Nature abhors a vacuum. With the Bonannos gone, rival syndicates immediately moved in to carve up the territory.

It wasn't total war—most crews kept the violence contained while they digested the sudden windfall of new turf.

But one man was absolutely furious about the Bonanno collapse. Specifically, about Antonio Costa's execution.

In a heavily guarded mansion in Long Beach, Frank Castro was destroying his office.

He swept his desk clean in one violent motion, sending crystal glasses and heavy ashtrays shattering against the wall. His top lieutenants stood frozen by the door, too terrified to breathe.

When Frank finally looked up, his eyes were bloodshot and completely unhinged.

Only one man in the room stayed calm: "Frenchie," his right-hand man of decades, the equivalent of Luca Pastore.

"Mr. Castro, look at the bright side—we're grabbing a ton of prime territory right now—"

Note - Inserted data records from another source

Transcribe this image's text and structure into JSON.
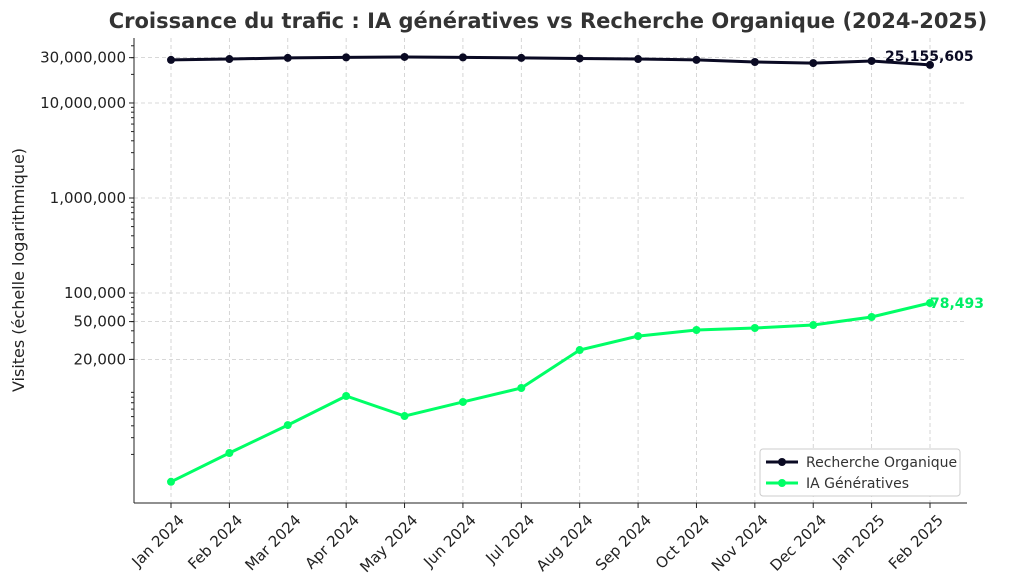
{
  "chart_data": {
    "type": "line",
    "title": "Croissance du trafic : IA génératives vs Recherche Organique (2024-2025)",
    "xlabel": "",
    "ylabel": "Visites (échelle logarithmique)",
    "yscale": "log",
    "ylim": [
      616,
      48300000
    ],
    "grid": true,
    "legend_position": "bottom-right",
    "categories": [
      "Jan 2024",
      "Feb 2024",
      "Mar 2024",
      "Apr 2024",
      "May 2024",
      "Jun 2024",
      "Jul 2024",
      "Aug 2024",
      "Sep 2024",
      "Oct 2024",
      "Nov 2024",
      "Dec 2024",
      "Jan 2025",
      "Feb 2025"
    ],
    "yticks": [
      {
        "value": 20000,
        "label": "20,000"
      },
      {
        "value": 50000,
        "label": "50,000"
      },
      {
        "value": 100000,
        "label": "100,000"
      },
      {
        "value": 1000000,
        "label": "1,000,000"
      },
      {
        "value": 10000000,
        "label": "10,000,000"
      },
      {
        "value": 30000000,
        "label": "30,000,000"
      }
    ],
    "series": [
      {
        "name": "Recherche Organique",
        "color": "#0a0a23",
        "values": [
          28400000,
          29000000,
          29800000,
          30200000,
          30500000,
          30200000,
          29800000,
          29400000,
          29000000,
          28400000,
          27000000,
          26300000,
          27700000,
          25155605
        ],
        "end_label": "25,155,605"
      },
      {
        "name": "IA Génératives",
        "color": "#00ff66",
        "values": [
          1030,
          2070,
          4070,
          8240,
          5070,
          7130,
          10000,
          25100,
          35200,
          40800,
          42800,
          46000,
          55900,
          78493
        ],
        "end_label": "78,493"
      }
    ]
  }
}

"Fuck the territory, Frenchie!" Frank roared. "It's about the cash! Antonio owed me millions for the Ricci hit! Now he's dead, the feds froze everything, and I'm never seeing a dime!"

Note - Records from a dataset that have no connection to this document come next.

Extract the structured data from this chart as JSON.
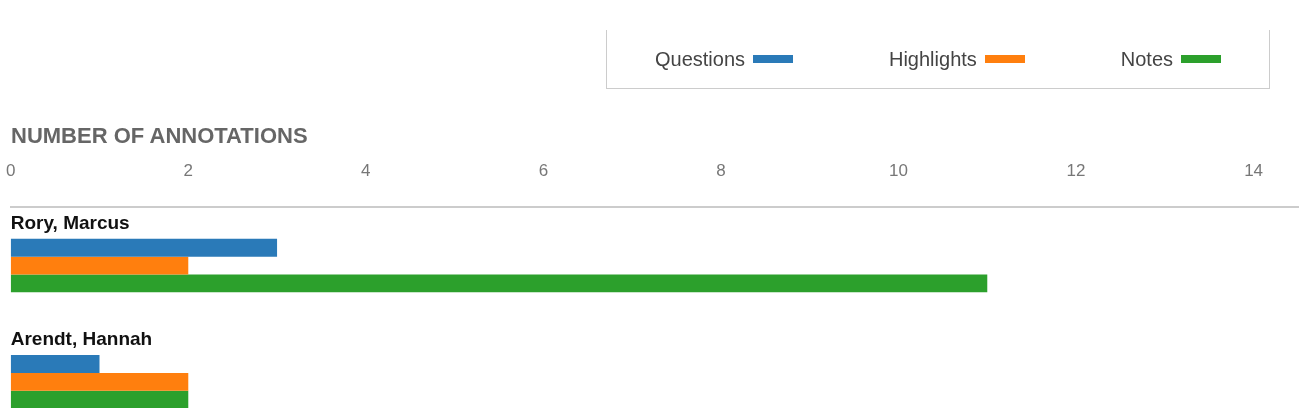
{
  "chart_data": {
    "type": "bar",
    "orientation": "horizontal",
    "title": "NUMBER OF ANNOTATIONS",
    "categories": [
      "Rory, Marcus",
      "Arendt, Hannah"
    ],
    "series": [
      {
        "name": "Questions",
        "color": "#2a7ab8",
        "values": [
          3,
          1
        ]
      },
      {
        "name": "Highlights",
        "color": "#ff7f0e",
        "values": [
          2,
          2
        ]
      },
      {
        "name": "Notes",
        "color": "#2ca02c",
        "values": [
          11,
          2
        ]
      }
    ],
    "xlim": [
      0,
      14.5
    ],
    "xticks": [
      0,
      2,
      4,
      6,
      8,
      10,
      12,
      14
    ],
    "grid": false,
    "legend": "top right"
  }
}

For a greedy cartel boss like Frank, unpaid debt felt like a knife in the ribs.

Frenchie wisely shut up and let him vent.

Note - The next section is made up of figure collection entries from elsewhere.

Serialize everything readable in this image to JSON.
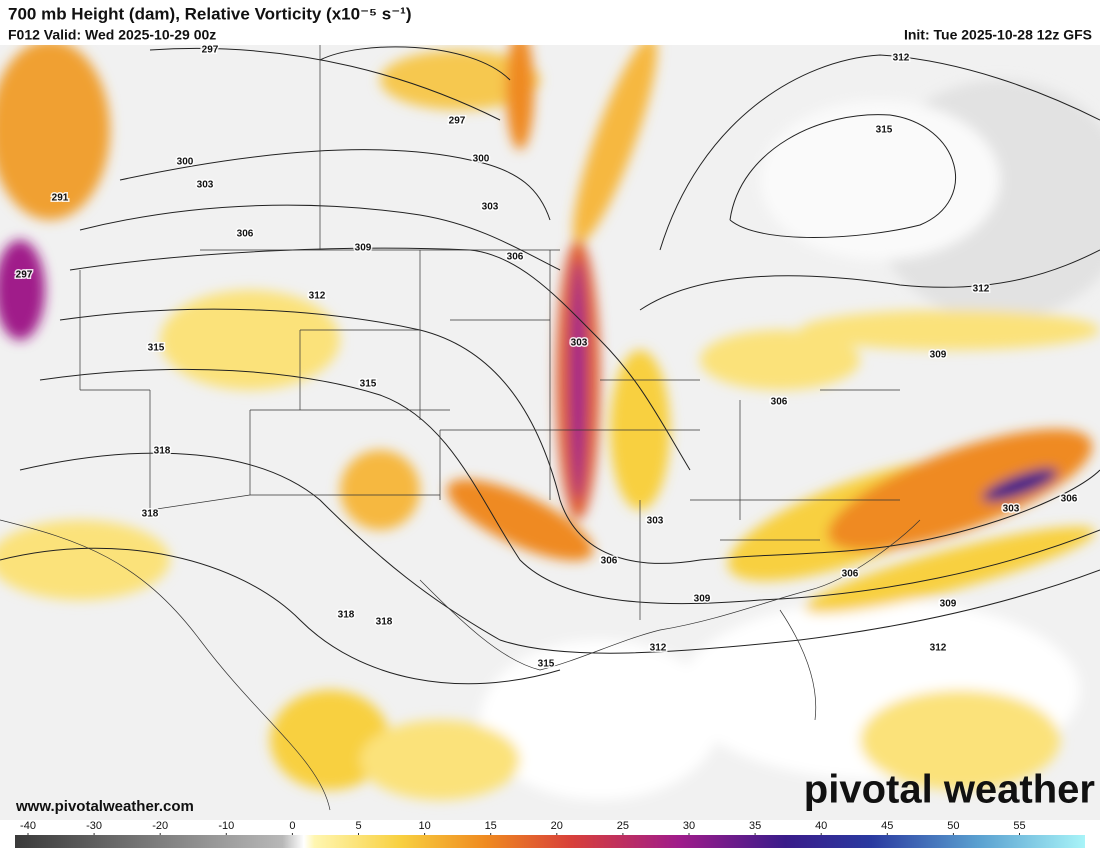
{
  "header": {
    "title": "700 mb Height (dam), Relative Vorticity (x10⁻⁵ s⁻¹)",
    "valid": "F012 Valid: Wed 2025-10-29 00z",
    "init": "Init: Tue 2025-10-28 12z GFS"
  },
  "map": {
    "url": "www.pivotalweather.com",
    "watermark": "pivotal weather",
    "contour_labels": [
      297,
      297,
      300,
      303,
      291,
      297,
      306,
      300,
      303,
      309,
      306,
      312,
      315,
      315,
      303,
      318,
      318,
      318,
      318,
      315,
      303,
      306,
      309,
      312,
      306,
      309,
      312,
      312,
      315,
      303,
      306,
      306,
      309,
      312
    ]
  },
  "colorbar": {
    "ticks": [
      -40,
      -30,
      -20,
      -10,
      0,
      5,
      10,
      15,
      20,
      25,
      30,
      35,
      40,
      45,
      50,
      55
    ]
  }
}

After a few more minutes of heavy breathing and kicking broken furniture, Frank finally burned out. He wasn't a young man anymore. Rage took its toll.

He slumped into his leather chair, panting.

"Frenchie. Who pulled the trigger on Antonio?"

"Ordered by Luca Pastore. But the feds already grabbed Luca. He's doing life."

"Fuck. Too easy for him." Frank ground his teeth. "But I heard the guy who first exposed Antonio at the sit-down… some young Asian kid?"

"Yes. Official associate of the Bonannos, but not Italian."

"Find that little bastard. If I ever get my hands on him, I'll skin him alive."

Frank took a deep breath, forcing his heart rate down. As the adrenaline faded, colder, darker paranoia crept in.

"Frenchie… how the hell did the Bonannos fall so fast?"

The sudden erasure of a thirty-year empire had rattled the entire Los Angeles underworld. If the Bonannos could vanish overnight, nobody was safe.

The lieutenants exchanged nervous glances. Nobody wanted to answer.

"What are you implying, Mr. Castro?" Frenchie asked carefully.

"I'm implying they had a rat!" Frank hissed. "A high-level mole! There's no way the FBI got the master ledgers without someone on the inside feeding them!"

Frank's paranoia was completely justified, even if his men hadn't connected the dots yet.

He stared at Frenchie, eyes wide and manic.

"Starting today, we lock this crew down. Full internal investigation. Audit everyone. Tear the house apart looking for rats. Understand?"

"Yes, Mr. Castro. I'll start the purge immediately."

Standing near the back, Billy felt the blood drain from his face.

A month earlier he'd taken a bullet to the leg during the botched raid on the Bonanno estate. He was still on crutches, leg wrapped in thick medical gauze.

Taped directly against his skin, buried deep inside those bandages, was an active FBI listening device.

If Frank ordered a strip search, Billy was a dead man.

"Get out. All of you," Frank muttered, waving a hand.

Billy nearly collapsed with relief as he hobbled out with the rest of the crew. He needed to stay invisible. One wrong move during this mole hunt and he'd end up in a shallow grave.

As he limped down the hallway, he noticed a stunning woman leaning against the master bedroom doorframe, watching them leave.

Piercing, incredibly seductive green eyes.

Billy recognized her instantly—Ava, Frank's girl.

Knowing exactly how dangerous it was to stare at the Boss's woman, he quickly lowered his head and kept hobbling toward the exit.